Evite chavões e plágio. Você até pode “babar” de leve uma passagem ou uma frase de efeito. A tentação acontece, e mente quem diz que não. Alguns parágrafos são perfeitos e a inveja literária costuma tirar o sono de muitos. Alguns títulos são eternos e maravilhosos. Valem o livro. Quem não gostaria de escrever: Cem Anos de Solidão; A Insustentável Leveza do Ser, Vidas Secas, Capitães da Areia, A Menina que Roubava Livros, Ciranda de Pedras etc.
Faça a opção por capítulos. Escolher ou não um título para o capítulo não é tão importante. O que pesa positivamente é a pausa. Trabalhar por capítulos é uma mão-na-roda. Havendo um desequilíbrio no texto – isso é comum acontecer – o leitor acaba não percebendo a falha. É no final de cada capítulo que o leitor toma a decisão de avançar - dando-lhe mais crédito - ou de desistir fatalmente.
Uma vez, jurado de um concurso literário no Paraná, fui surpreendido com uma interessante nota de rodapé que dizia: “Vai melhorar”. A máxima se repetia a cada página virada e lida. Incrível foi o rumo que dei à minha curiosidade ao extremo. O livro não era bom. O “infeliz” foi capaz de me imobilizar com uma boa chave de braço tirada de sua caixinha de intrigas.
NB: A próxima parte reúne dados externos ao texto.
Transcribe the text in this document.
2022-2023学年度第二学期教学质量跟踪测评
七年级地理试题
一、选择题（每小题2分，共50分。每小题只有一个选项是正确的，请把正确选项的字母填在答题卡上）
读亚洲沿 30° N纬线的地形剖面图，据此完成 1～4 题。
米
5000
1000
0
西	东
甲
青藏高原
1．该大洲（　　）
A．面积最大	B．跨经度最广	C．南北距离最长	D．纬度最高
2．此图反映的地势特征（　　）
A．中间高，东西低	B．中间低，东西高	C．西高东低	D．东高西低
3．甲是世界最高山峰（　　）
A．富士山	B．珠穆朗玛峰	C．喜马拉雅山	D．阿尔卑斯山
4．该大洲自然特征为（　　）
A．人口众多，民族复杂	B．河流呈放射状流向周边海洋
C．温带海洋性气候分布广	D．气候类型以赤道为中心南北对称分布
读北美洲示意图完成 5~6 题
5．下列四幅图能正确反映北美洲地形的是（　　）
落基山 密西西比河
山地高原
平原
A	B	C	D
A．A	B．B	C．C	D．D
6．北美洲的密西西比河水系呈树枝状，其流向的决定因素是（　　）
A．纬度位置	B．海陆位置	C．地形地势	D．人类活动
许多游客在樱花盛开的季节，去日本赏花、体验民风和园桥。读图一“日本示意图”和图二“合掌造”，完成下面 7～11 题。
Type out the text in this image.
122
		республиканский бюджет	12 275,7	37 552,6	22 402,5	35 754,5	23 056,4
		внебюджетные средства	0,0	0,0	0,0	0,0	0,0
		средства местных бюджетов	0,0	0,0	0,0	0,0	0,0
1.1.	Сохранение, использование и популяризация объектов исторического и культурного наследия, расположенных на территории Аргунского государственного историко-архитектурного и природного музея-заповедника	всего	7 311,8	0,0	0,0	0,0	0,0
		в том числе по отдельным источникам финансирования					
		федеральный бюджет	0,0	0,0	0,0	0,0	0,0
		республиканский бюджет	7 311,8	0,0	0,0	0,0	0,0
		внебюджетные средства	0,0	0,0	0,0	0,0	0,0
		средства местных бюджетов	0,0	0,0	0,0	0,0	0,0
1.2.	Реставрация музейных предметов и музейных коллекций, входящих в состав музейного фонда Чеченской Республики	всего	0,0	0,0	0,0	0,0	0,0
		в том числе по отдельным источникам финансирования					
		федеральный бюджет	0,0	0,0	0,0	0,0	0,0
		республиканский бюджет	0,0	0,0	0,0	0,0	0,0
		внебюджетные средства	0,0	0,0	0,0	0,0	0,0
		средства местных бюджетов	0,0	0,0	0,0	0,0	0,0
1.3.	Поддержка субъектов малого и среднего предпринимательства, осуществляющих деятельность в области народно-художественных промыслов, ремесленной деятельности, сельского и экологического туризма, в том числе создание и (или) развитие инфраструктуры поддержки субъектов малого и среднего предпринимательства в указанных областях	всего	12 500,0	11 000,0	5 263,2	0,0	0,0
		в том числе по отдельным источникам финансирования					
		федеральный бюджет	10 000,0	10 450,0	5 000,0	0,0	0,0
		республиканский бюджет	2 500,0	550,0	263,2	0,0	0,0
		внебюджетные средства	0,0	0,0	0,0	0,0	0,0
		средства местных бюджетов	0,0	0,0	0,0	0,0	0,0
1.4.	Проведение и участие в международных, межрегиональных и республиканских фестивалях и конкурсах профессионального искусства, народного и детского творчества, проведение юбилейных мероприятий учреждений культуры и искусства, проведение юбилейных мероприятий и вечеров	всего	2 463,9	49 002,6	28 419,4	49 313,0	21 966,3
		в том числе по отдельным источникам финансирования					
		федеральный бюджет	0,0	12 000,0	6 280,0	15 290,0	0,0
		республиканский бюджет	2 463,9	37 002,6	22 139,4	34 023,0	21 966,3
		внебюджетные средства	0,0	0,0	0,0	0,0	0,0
Será que vai mesmo melhorar? Li o livro de cabo a rabo.
O que faltou naquela obra? Faltou bagagem, conteúdo e experiência. Mesmo com criatividade, talento e domínio das palavras o romance não seduzia, não dava liga, não pegava! Um livro precisa abduzir leitores.
Depois de pronto é importante saber que o livro não está pronto. Ler e reler exaustivamente ajuda a criar – muita - repulsa pela obra. Isso é bom. Conheço autores que chegam ao ponto de quase suicídio. É hora então de procurar ajuda profissional. Independentemente de uma autopublicação ou edição comercial, através de uma editora tradicional, uma obra precisa de revisões e leitura crítica. Tudo isso antes de seguir o seu caminho natural de diagramação, edição, impressão, veiculação e comercialização.
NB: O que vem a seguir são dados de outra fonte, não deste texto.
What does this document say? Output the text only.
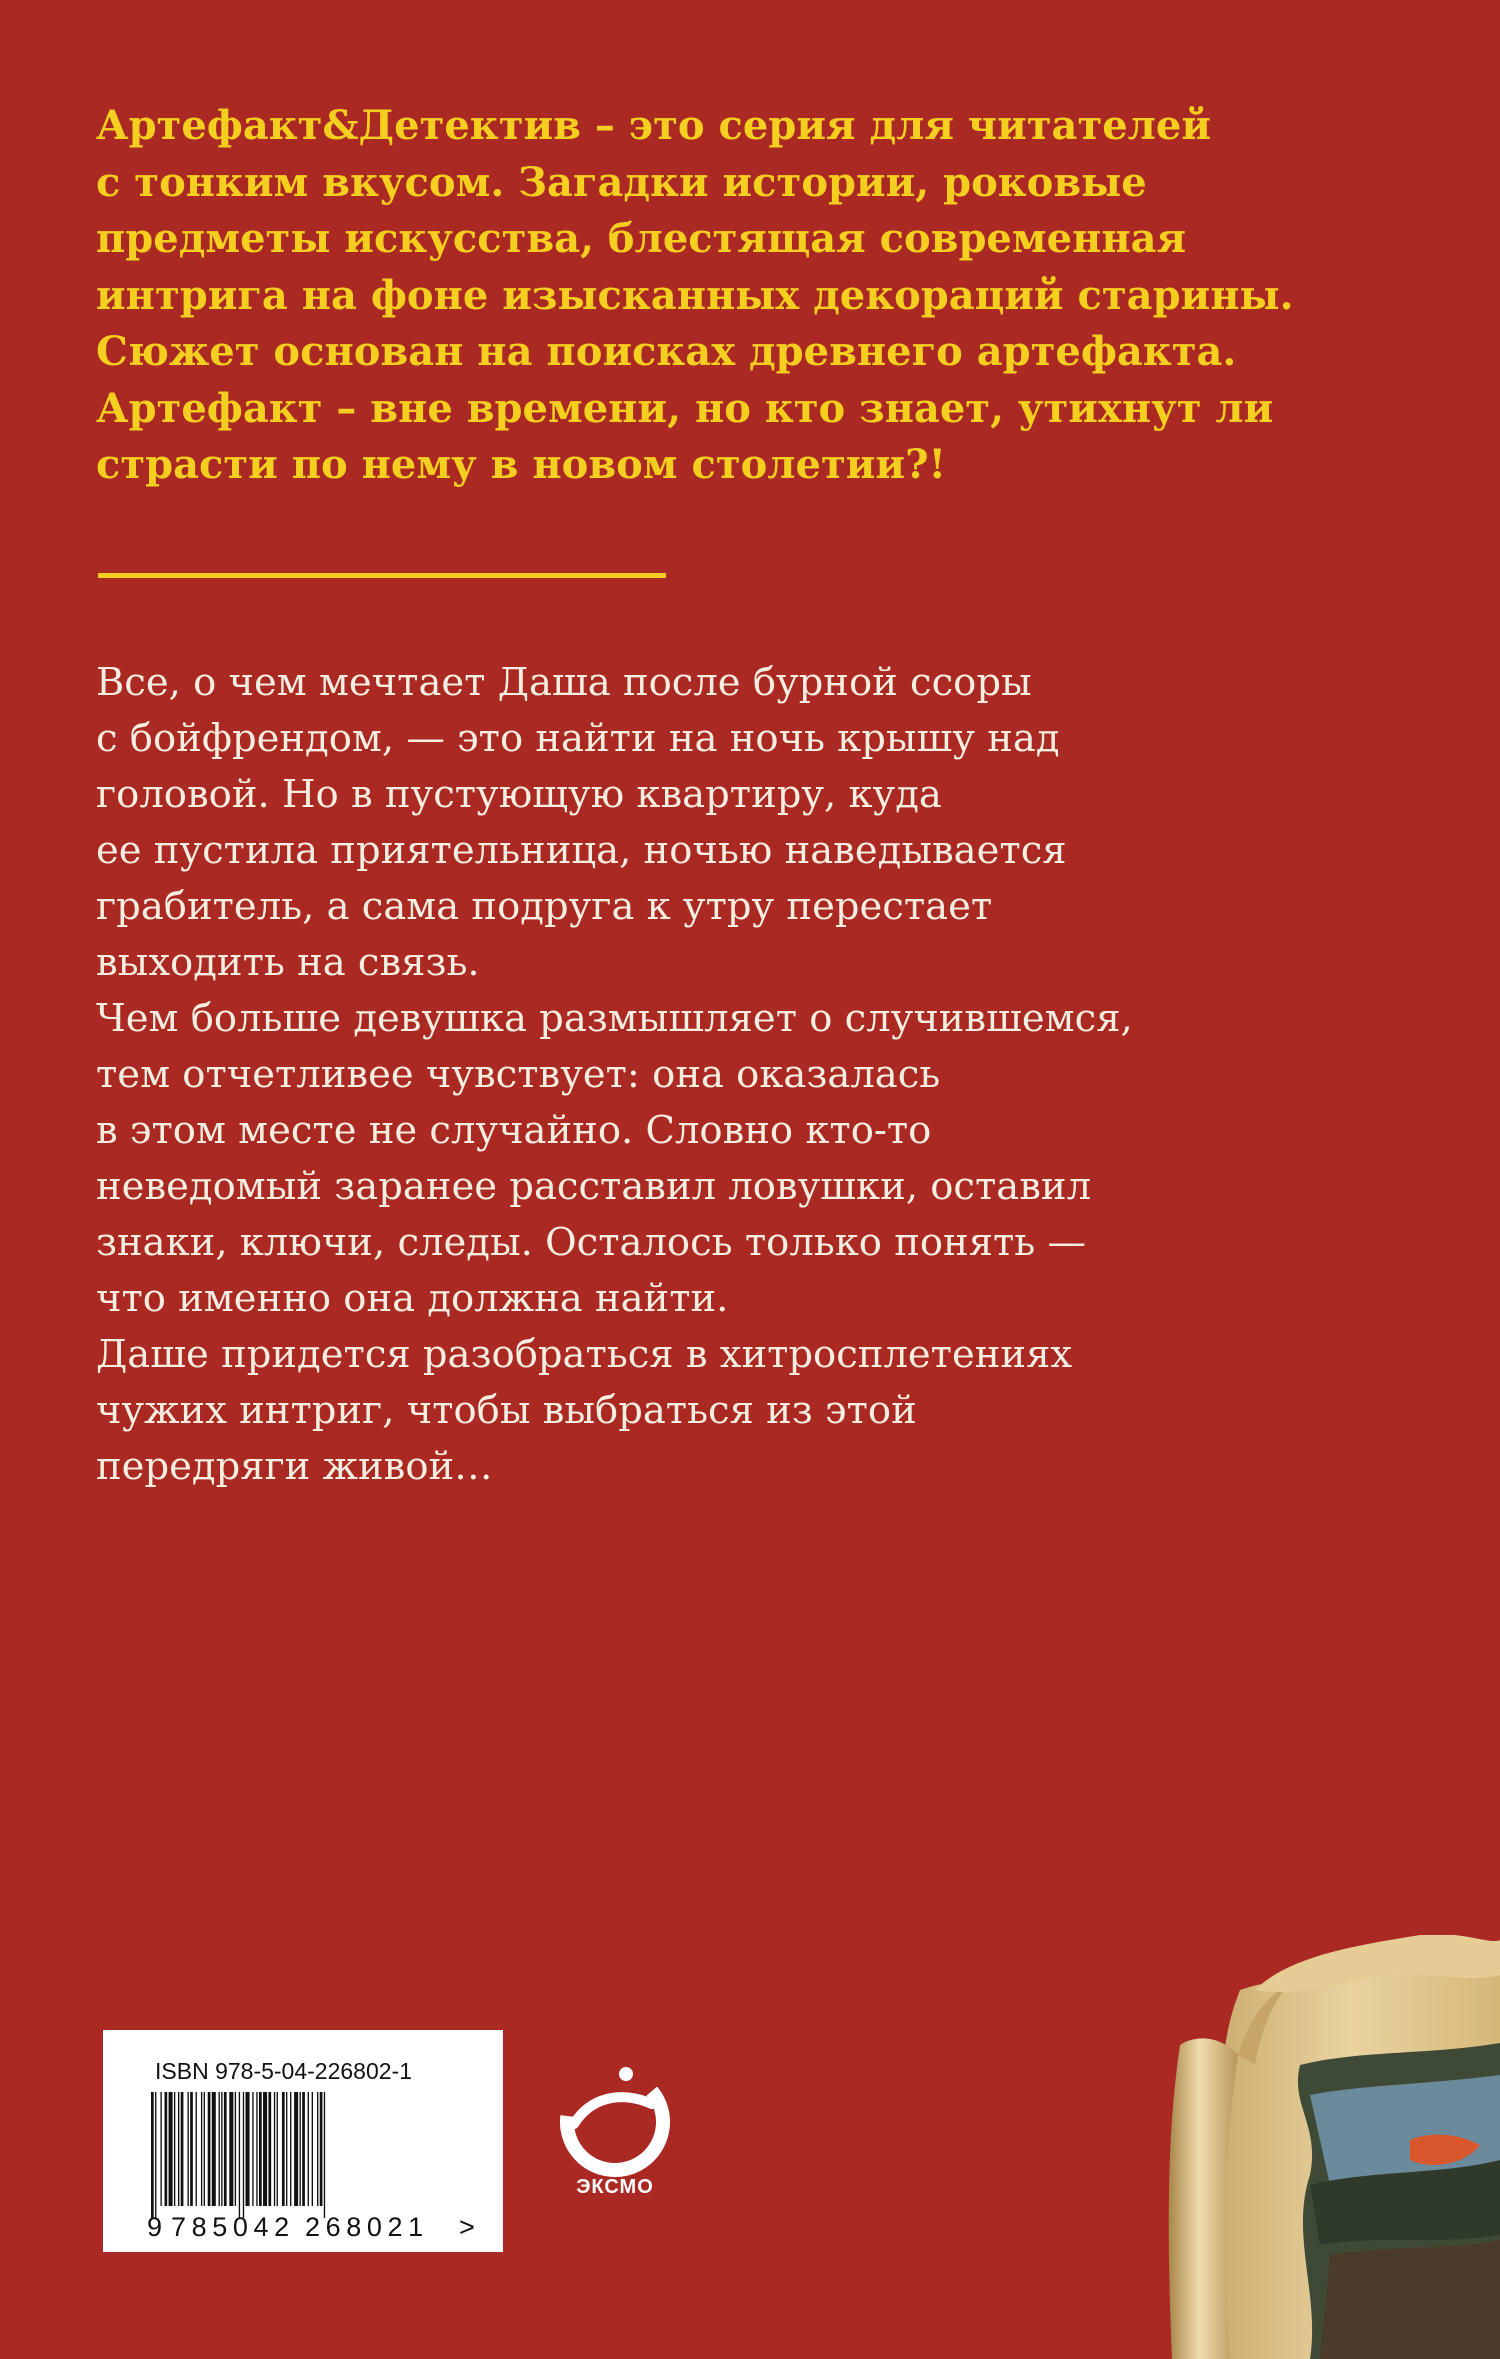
Артефакт&Детектив – это серия для читателей
с тонким вкусом. Загадки истории, роковые
предметы искусства, блестящая современная
интрига на фоне изысканных декораций старины.
Сюжет основан на поисках древнего артефакта.
Артефакт – вне времени, но кто знает, утихнут ли
страсти по нему в новом столетии?!
Все, о чем мечтает Даша после бурной ссоры
с бойфрендом, — это найти на ночь крышу над
головой. Но в пустующую квартиру, куда
ее пустила приятельница, ночью наведывается
грабитель, а сама подруга к утру перестает
выходить на связь.
Чем больше девушка размышляет о случившемся,
тем отчетливее чувствует: она оказалась
в этом месте не случайно. Словно кто-то
неведомый заранее расставил ловушки, оставил
знаки, ключи, следы. Осталось только понять —
что именно она должна найти.
Даше придется разобраться в хитросплетениях
чужих интриг, чтобы выбраться из этой
передряги живой…
ISBN 978-5-04-226802-1
9 785042 268021 >
ЭКСМО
A leitura da obra por um leitor crítico (o mercado possui uma boa carteira deles) costuma apontar aquilo que passou despercebido pelo autor. É espantoso descobrir erros do óbvio. “Nossa! Não posso acreditar que isso passou por mim...” É comum escutar depoimentos desse tipo, mesmo de escritores de renome, com dezenas de livros publicados.
O Professor Ézio Grassi Peluso dizia sempre: "Nós escritores precisamos aprender a conviver com o erro".
Escolhendo um título. Um parto para muitos. Para os que não encontram de saída um título “incrível”, costuma bater desespero. O medo de um editor desavisado batizá-lo com um título “ridículo e pobre”, tira o sono de muitos. Recomendo escolher - quando possível - também um subtítulo para a obra. Não existe um título perfeito e sim o melhor título possível (mercadologicamente falando) entre dois ou três previamente escolhidos.
Uma vez fiz uma consulta nos arquivos da Fundação Biblioteca Nacional sobre a escolha preferida para títulos de livros de autores brasileiros. Na época o campeão era “Pedaços de Mim” e em segundo lugar “Lembranças”. Que falta de imaginação. Eram livros de poesia, mesmo assim escolhas pífias.
Última dica. Terrível, mas oportuna: desistir não é nenhum pecado mortal. Muitos o fazem por infinitas razões, motivos e desculpas. Basta faltar na "receita" um dos três elementos essenciais (criatividade, talento e persistência) que a gororoba desanda.
Alguns falam em falta de tempo, motivação e vergonha. Existe isso? Creio que não.
Gosto da ideia de que o melhor livro ainda não foi escrito. Isso por si justifica o sonho de muitos do desejo maior de escrever um livro, ter um filho e plantar uma árvore.